It is no surprise that Brown was pleased that his son was leaving New York. While the booming metropolis undoubtedly had its benefits, its liabilities were all too evident, especially for someone accustomed to open land and mountain air. New York City was experiencing the birth pangs of modernity, and had already outgrown Philadelphia as the largest city in the country. By mid-19th century, the population swelled to a half a million, and although the city grid had already been expanded to accommodate growth, most residents were crammed into noisy, muddled areas in the lower third of the island. The sound of carriage traffic alone could be deafening at times, and one Manhattan resident wrote to the Tribune complaining that the city had become “a large, crowded, ill-ventilated, vulgar collection of bricks and mortar, and dirty streets and unsightly wharves.” John Brown must have worried at the thought that his family members were living amidst the racket and congestion of “new York.”
The same writer in the
Tribune also complained about the influence that foreign immigrants were having on the city’s more pleasant sections, such as the Battery, which now seemed “about to be surrendered to the most vulgar occupation” of “thousands of unwashed immigrants who are vomited forth from the cities of Europe upon our shores.” Broadway too, “our great thoroughfare, is to be blocked up by these wandering hordes,” and “the lowest beggars and lazzaroni” were spreading “ship fever and small-pox and other loathsome diseases” to the point of creating a “deadly, polluting effect.” The city was indeed changing, even as the conventional notion of the so-called Caucasian race was being stretched painfully wider to include new waves of Irish, Italian, and other European immigrants, particularly Jews and Roman Catholics whose very presence would challenge the traditional dominance of Protestant culture. It was these “unwashed” peoples who were swelling the population, even as they laid the groundwork for a future metropolis where their descendants would outnumber those whom the writer called “the old citizens of New-York.”

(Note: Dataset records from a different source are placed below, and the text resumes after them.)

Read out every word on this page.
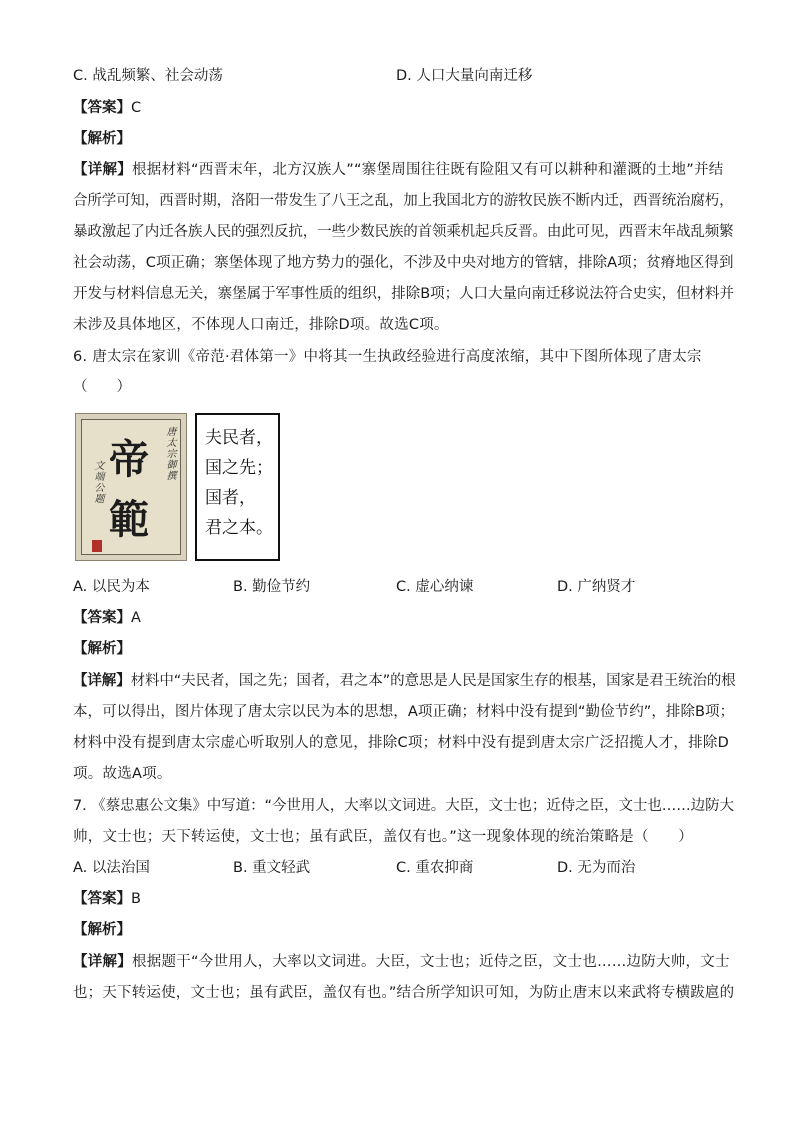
C. 战乱频繁、社会动荡	D. 人口大量向南迁移
【答案】C
【解析】
【详解】根据材料“西晋末年，北方汉族人”“寨堡周围往往既有险阻又有可以耕种和灌溉的土地”并结
合所学可知，西晋时期，洛阳一带发生了八王之乱，加上我国北方的游牧民族不断内迁，西晋统治腐朽，
暴政激起了内迁各族人民的强烈反抗，一些少数民族的首领乘机起兵反晋。由此可见，西晋末年战乱频繁
社会动荡，C项正确；寨堡体现了地方势力的强化，不涉及中央对地方的管辖，排除A项；贫瘠地区得到
开发与材料信息无关，寨堡属于军事性质的组织，排除B项；人口大量向南迁移说法符合史实，但材料并
未涉及具体地区，不体现人口南迁，排除D项。故选C项。
6. 唐太宗在家训《帝范·君体第一》中将其一生执政经验进行高度浓缩，其中下图所体现了唐太宗
（　　）
帝
範
唐太宗御撰
文端公题
夫民者，
国之先；
国者，
君之本。
A. 以民为本	B. 勤俭节约	C. 虚心纳谏	D. 广纳贤才
【答案】A
【解析】
【详解】材料中“夫民者，国之先；国者，君之本”的意思是人民是国家生存的根基，国家是君王统治的根
本，可以得出，图片体现了唐太宗以民为本的思想，A项正确；材料中没有提到“勤俭节约”，排除B项；
材料中没有提到唐太宗虚心听取别人的意见，排除C项；材料中没有提到唐太宗广泛招揽人才，排除D
项。故选A项。
7. 《蔡忠惠公文集》中写道：“今世用人，大率以文词进。大臣，文士也；近侍之臣，文士也……边防大
帅，文士也；天下转运使，文士也；虽有武臣，盖仅有也。”这一现象体现的统治策略是（　　）
A. 以法治国	B. 重文轻武	C. 重农抑商	D. 无为而治
【答案】B
【解析】
【详解】根据题干“今世用人，大率以文词进。大臣，文士也；近侍之臣，文士也……边防大帅，文士
也；天下转运使，文士也；虽有武臣，盖仅有也。”结合所学知识可知，为防止唐末以来武将专横跋扈的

Although John Brown was hardly xenophobic, his Puritan heart was probably a bit discomforted by the idea of an influx of Roman Catholics in the United States. However, if he had anything against the immigrants, particularly the Irish, it was probably that they seemed to be feeding into the worst aspects of race and racism in the city and nation as a whole. Despite their own flight from famine and oppression in Europe, the Irish–followed by other European immigrants in later years–quickly adapted to the racist norms of white society. “It bears terrifying witness to what happened to everyone who got here, and paid the price of the ticket,” James Baldwin writes. “The price was to become ‘white.’” In their quest to distinguish themselves from the most despised minority, the new immigrants often became far more virulent and antagonistic in their prejudices than even the Anglo-Saxon Protestants. These prejudices eventually exploded in the Draft Riots of 1863, when the resentment of immigrants in New York City turned in violent rage against black men, women, and children. In his visits to major eastern cities like New York and Boston, John Brown undoubtedly saw the vivid impact that white racism was having on the new immigrants, and how it was only worsening the condition of the despised black population.
Racist New York & Slave "Renditions"
To be sure, it would be nearly a century before New York became the “Big Apple” that jazz musicians adored, nor was the great black metropolis of Harlem even a remote possibility in the 1850s. Indeed, from the perspective of an abolitionist visitor like John Brown, New York City was one of the worst places for African Americans to live. Flagrant acts of racism were common, and blacks not only faced regular occurrences of open insult and physical assault by white ruffians, but lived under a system of de facto segregation. For black people in New York, every aspect of life was poisoned by white prejudice, from housing and employment to public facilities and entertainment. Apart from their own organizations and protest efforts, blacks had few choices, even fewer allies, and certainly no options whenever whites decided to pull rank according to skin privilege.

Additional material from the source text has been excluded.